The key to making this design work is having a strictly unidirectional flow of goods and people in and out of the building, with all goods going out the back of the building.

“That is the intuitive nature of this. Everything is coming in and going out in one direction. It is dealt with in the autoclave, and then goes down and out. So it is a very intuitive way to circulate through the building for goods as well as people,” says Kowalchuk. 

It’s also important to use laboratory-level finishes that are easy to clean, maintain, and inspect, even in office spaces.

“The thinking is that offices are an RS-0 space where you don’t have a live virus. People can communicate and have coffee in that space. And anything you bring in—your pad of paper, your coffee cup, your utensils—has to be autoclaved out, which is really not a big deal. The fact is, there’s no reason that can’t happen, as long as you clean the space and it can be easily inspected.

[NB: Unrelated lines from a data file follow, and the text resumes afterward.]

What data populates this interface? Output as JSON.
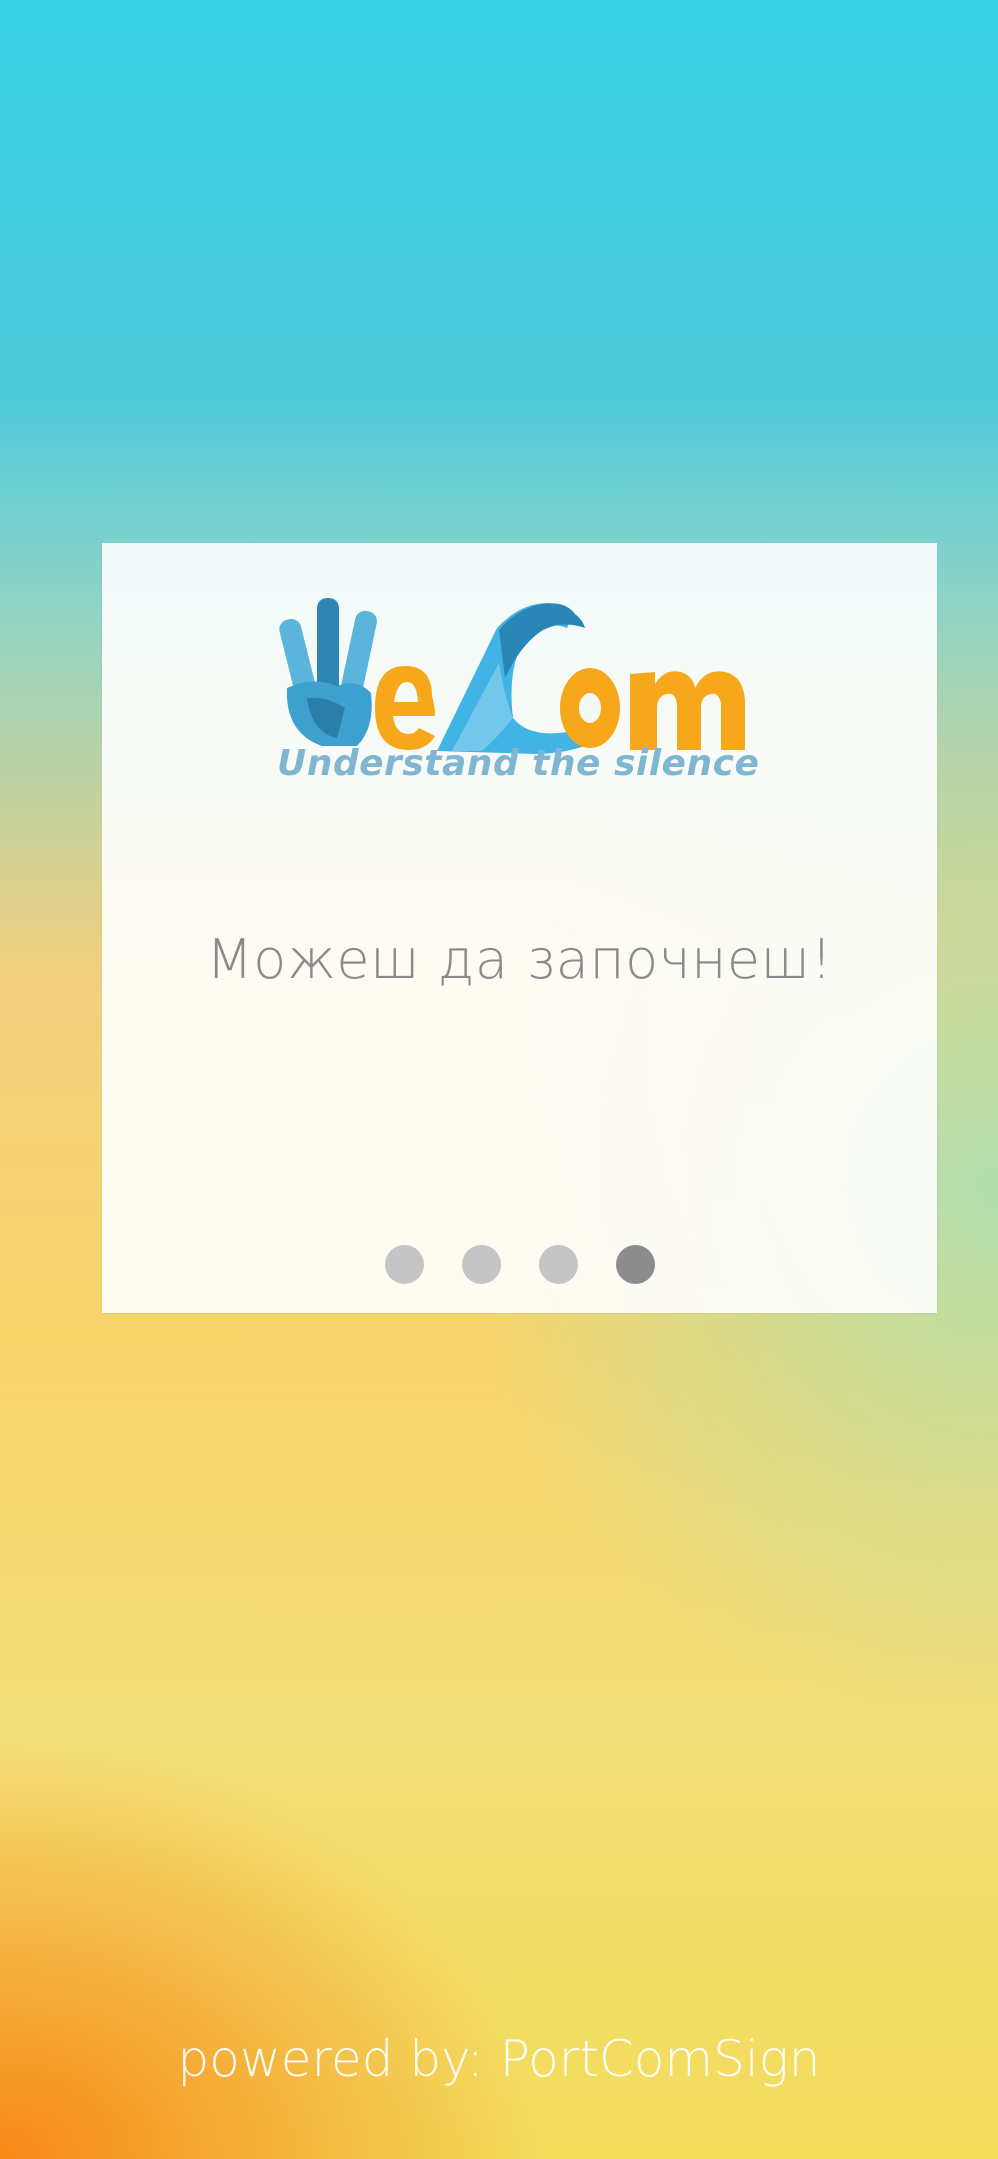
{
  "app": {
    "logo_text": "WeCom",
    "tagline": "Understand the silence",
    "colors": {
      "logo_blue": "#3a9fcf",
      "logo_orange": "#f6a81a",
      "tagline": "#7fb6d1",
      "dot_inactive": "#c5c5c5",
      "dot_active": "#8c8c8c"
    }
  },
  "onboarding": {
    "headline": "Можеш да започнеш!",
    "pager": {
      "total_pages": 4,
      "current_page": 4
    }
  },
  "footer": {
    "powered_by": "powered by: PortComSign"
  }
}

There is no code that says where you must eat your lunch,” says Kowalchuk.

Light, Color, and Safety

Optimizing quality of life and maximizing safety were also key drivers.  In addition to meeting SAPO CL4 criteria, the Biotechnology and Biological Sciences Research Council (BBSRC)—which provided funding—also required that the facility have at least a 40-year life span. This meant not having any removable partitions or sealants of any kind. As a result, each lab is essentially a concrete box with tight window seals surrounding custom-designed windows that maintain the containment barrier.

“Having windows was something that we discussed for probably a year, looking at how we could do that and ensure that nothing will ever get out of this building,” says Kowalchuk.

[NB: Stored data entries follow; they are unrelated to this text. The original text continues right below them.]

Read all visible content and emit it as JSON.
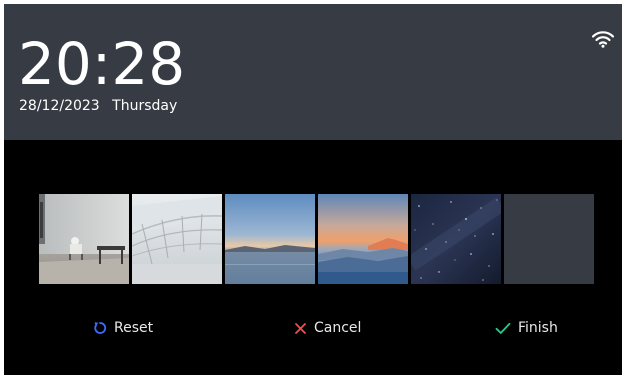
{
  "status": {
    "time": "20:28",
    "date": "28/12/2023",
    "weekday": "Thursday",
    "wifi_icon": "wifi-icon"
  },
  "wallpapers": [
    {
      "name": "room"
    },
    {
      "name": "architecture"
    },
    {
      "name": "lake-sunset"
    },
    {
      "name": "mountain-sunset"
    },
    {
      "name": "starry-sky"
    },
    {
      "name": "empty"
    }
  ],
  "actions": {
    "reset_label": "Reset",
    "cancel_label": "Cancel",
    "finish_label": "Finish"
  },
  "colors": {
    "header_bg": "#373b44",
    "reset_icon": "#3d6bff",
    "cancel_icon": "#ff4a4a",
    "finish_icon": "#27c98a"
  }
}
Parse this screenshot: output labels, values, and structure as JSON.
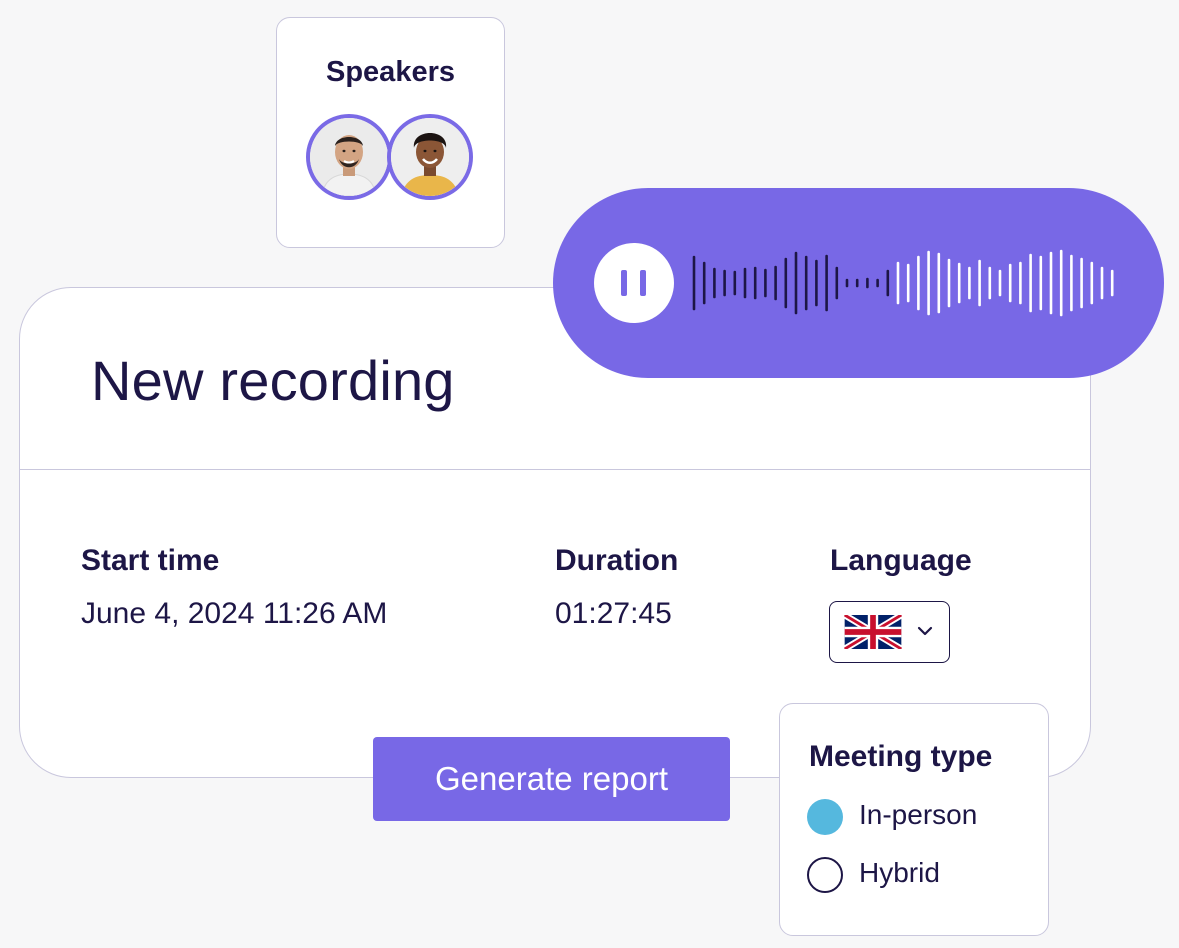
{
  "speakers": {
    "title": "Speakers",
    "avatars": [
      {
        "name": "speaker-1"
      },
      {
        "name": "speaker-2"
      }
    ]
  },
  "recording": {
    "title": "New recording",
    "state": "recording",
    "pause_icon": "pause-icon",
    "waveform_icon": "waveform-icon"
  },
  "details": {
    "start_time_label": "Start time",
    "start_time_value": "June 4, 2024 11:26 AM",
    "duration_label": "Duration",
    "duration_value": "01:27:45",
    "language_label": "Language",
    "language_selected_icon": "uk-flag-icon"
  },
  "actions": {
    "generate_report": "Generate report"
  },
  "meeting_type": {
    "title": "Meeting type",
    "options": [
      {
        "label": "In-person",
        "selected": true
      },
      {
        "label": "Hybrid",
        "selected": false
      }
    ]
  },
  "colors": {
    "accent": "#7868e6",
    "text": "#1d1646",
    "radio_selected": "#55b8de",
    "border": "#c9c7dd"
  }
}
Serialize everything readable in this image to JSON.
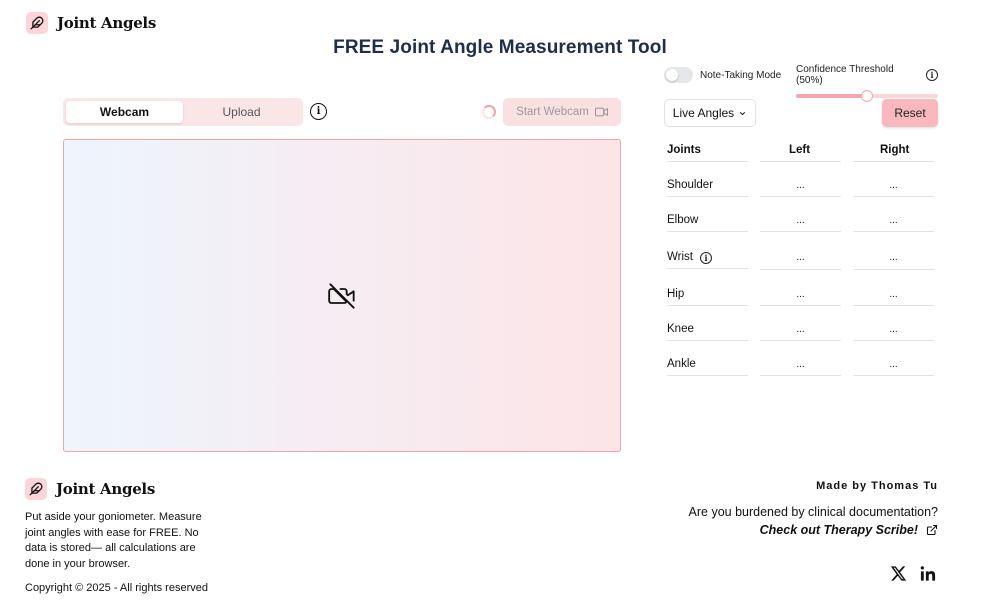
{
  "header": {
    "brand": "Joint Angels"
  },
  "page_title": "FREE Joint Angle Measurement Tool",
  "controls": {
    "note_taking_label": "Note-Taking Mode",
    "note_taking_on": false,
    "confidence_label": "Confidence Threshold (50%)",
    "confidence_value": 0.5
  },
  "tabs": [
    {
      "label": "Webcam",
      "active": true
    },
    {
      "label": "Upload",
      "active": false
    }
  ],
  "start_webcam_label": "Start Webcam",
  "view_select_value": "Live Angles",
  "reset_label": "Reset",
  "angles_table": {
    "headers": [
      "Joints",
      "Left",
      "Right"
    ],
    "rows": [
      {
        "joint": "Shoulder",
        "left": "...",
        "right": "..."
      },
      {
        "joint": "Elbow",
        "left": "...",
        "right": "..."
      },
      {
        "joint": "Wrist",
        "left": "...",
        "right": "..."
      },
      {
        "joint": "Hip",
        "left": "...",
        "right": "..."
      },
      {
        "joint": "Knee",
        "left": "...",
        "right": "..."
      },
      {
        "joint": "Ankle",
        "left": "...",
        "right": "..."
      }
    ]
  },
  "footer": {
    "brand": "Joint Angels",
    "description": "Put aside your goniometer. Measure joint angles with ease for FREE. No data is stored— all calculations are done in your browser.",
    "copyright": "Copyright © 2025 - All rights reserved",
    "made_by": "Made by Thomas Tu",
    "burden_text": "Are you burdened by clinical documentation?",
    "therapy_link": "Check out Therapy Scribe!"
  },
  "icons": {
    "logo": "feather-icon",
    "video_placeholder": "video-off-icon",
    "social": [
      "x-icon",
      "linkedin-icon"
    ]
  },
  "colors": {
    "accent": "#f9b8bd",
    "accent_light": "#fbe0e2",
    "border": "#f4a3a9",
    "title": "#1f2d4d"
  }
}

The facility achieves this with a double window configuration—a containment window that is torqued and maintained over time, and an outside window—with an airflow maintained between them that is always negative to the laboratory.

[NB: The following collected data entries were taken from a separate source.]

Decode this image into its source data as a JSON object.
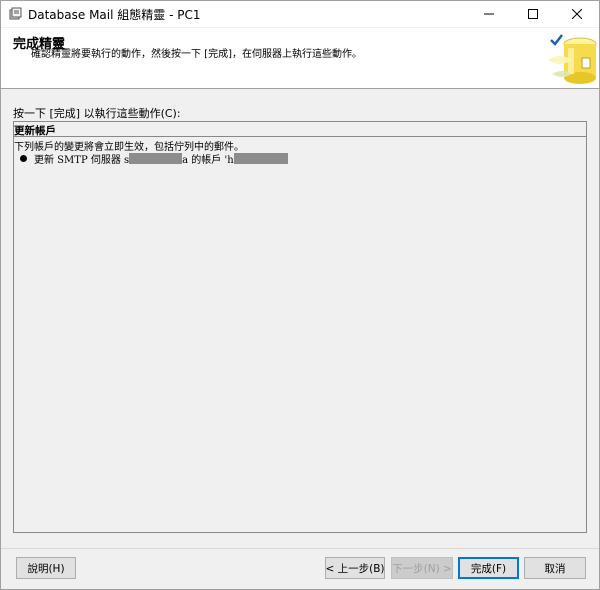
{
  "window": {
    "title": "Database Mail 組態精靈 - PC1",
    "minimize_glyph": "—",
    "maximize_glyph": "☐",
    "close_glyph": "✕"
  },
  "header": {
    "title": "完成精靈",
    "subtitle": "確認精靈將要執行的動作，然後按一下 [完成]，在伺服器上執行這些動作。"
  },
  "instruction": "按一下 [完成] 以執行這些動作(C):",
  "summary": {
    "section_title": "更新帳戶",
    "description": "下列帳戶的變更將會立即生效，包括佇列中的郵件。",
    "action_prefix": "更新 SMTP 伺服器 s",
    "action_middle": "a 的帳戶 'h",
    "action_suffix": ""
  },
  "buttons": {
    "help": "說明(H)",
    "back": "< 上一步(B)",
    "next": "下一步(N) >",
    "finish": "完成(F)",
    "cancel": "取消"
  },
  "icons": {
    "app": "database-mail-icon",
    "wizard": "database-wizard-icon"
  },
  "colors": {
    "accent": "#0078d7",
    "panel": "#f0f0f0",
    "redaction": "#8c8c8c"
  }
}
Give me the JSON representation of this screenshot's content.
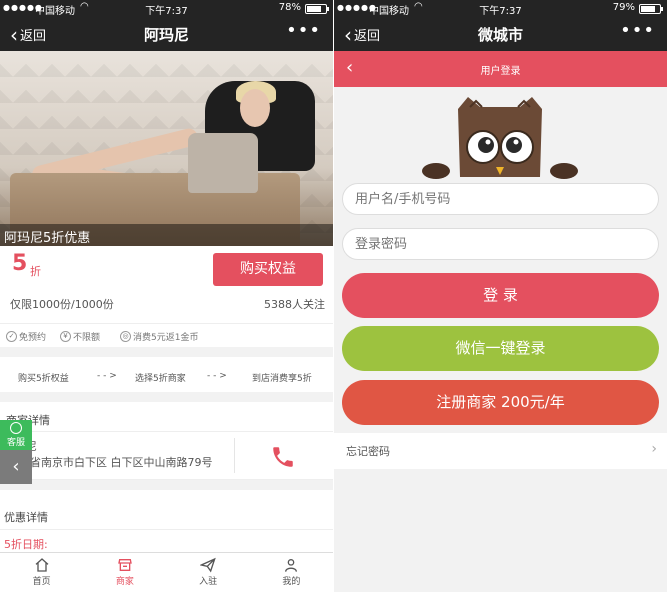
{
  "status_left": {
    "carrier": "中国移动",
    "time": "下午7:37",
    "battery": "78%",
    "battery_level": 0.78
  },
  "status_right": {
    "carrier": "中国移动",
    "time": "下午7:37",
    "battery": "79%",
    "battery_level": 0.79
  },
  "nav_left": {
    "back_label": "返回",
    "title": "阿玛尼",
    "more": "•••"
  },
  "nav_right": {
    "back_label": "返回",
    "title": "微城市",
    "more": "•••"
  },
  "deal": {
    "banner_caption": "阿玛尼5折优惠",
    "price": "5",
    "price_unit": "折",
    "buy_button": "购买权益",
    "limit": "仅限1000份/1000份",
    "followers": "5388人关注",
    "features": [
      "免预约",
      "不限额",
      "消费5元返1金币"
    ],
    "steps": [
      "购买5折权益",
      "- - >",
      "选择5折商家",
      "- - >",
      "到店消费享5折"
    ],
    "merchant_section": "商家详情",
    "merchant_name": "尼",
    "merchant_address": "江苏省南京市白下区 白下区中山南路79号",
    "coupon_section": "优惠详情",
    "date_label": "5折日期:"
  },
  "float": {
    "service_label": "客服",
    "back_arrow": "‹"
  },
  "tabs": [
    {
      "label": "首页",
      "icon": "home-icon",
      "active": false
    },
    {
      "label": "商家",
      "icon": "shop-icon",
      "active": true
    },
    {
      "label": "入驻",
      "icon": "send-icon",
      "active": false
    },
    {
      "label": "我的",
      "icon": "person-icon",
      "active": false
    }
  ],
  "login": {
    "header_title": "用户登录",
    "username_placeholder": "用户名/手机号码",
    "password_placeholder": "登录密码",
    "login_button": "登 录",
    "wechat_button": "微信一键登录",
    "register_button": "注册商家 200元/年",
    "forgot_label": "忘记密码"
  },
  "colors": {
    "accent": "#e4505f",
    "wechat_green": "#9dc23f",
    "register_red": "#e05644",
    "service_green": "#3dbb5c",
    "bar_dark": "#242424"
  }
}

The building is also designed with dual corridors, so that everything can be closed off and sealed as necessary. Whether it’s a wing, a series of labs, or just a single lab, everything can be cleaned and fumigated independently.

As part of the extensive planning and permitting process, the team created a fully functioning 1,600-sf mockup of a three-person lab unit to test and demonstrate efficacy of the design.

Construction involved casting stainless steel frames into the concrete wall at each of the 2,182 penetration points. Penetration elements—including windows, doors, and service ducts—were then bolted to the frame with a neoprene gasket in order to meet stringent air-leakage performance standards in a way that could be easily serviced and maintained over the building’s projected lifespan.

The facility has no mechanical shaft spaces and very little void space. Instead, mechanical spaces are located directly above the laboratories. This means that workers do not have to go into the laboratory to access anything that needs maintenance.

“Rather than hiding things, we wanted to expose them. The idea is that, in terms of the detailing of the building, you want exposure, so your spaces can be easily cleaned. It is very important to have every bit of mechanical and plumbing accessible and easy to inspect,” says Kowalchuk.

Additionally, white is the primary color used throughout all spaces, with color used strategically to indicate traffic flow. Color coding and signage provide wayfinding in a simple, intuitive way.

“It is not that difficult to do this. It’s a matter of circulation and how you organize the building. It’s not about skirting the code. This is as safe as any other building would be. It is simply a different way of doing it,” says Kowalchuk.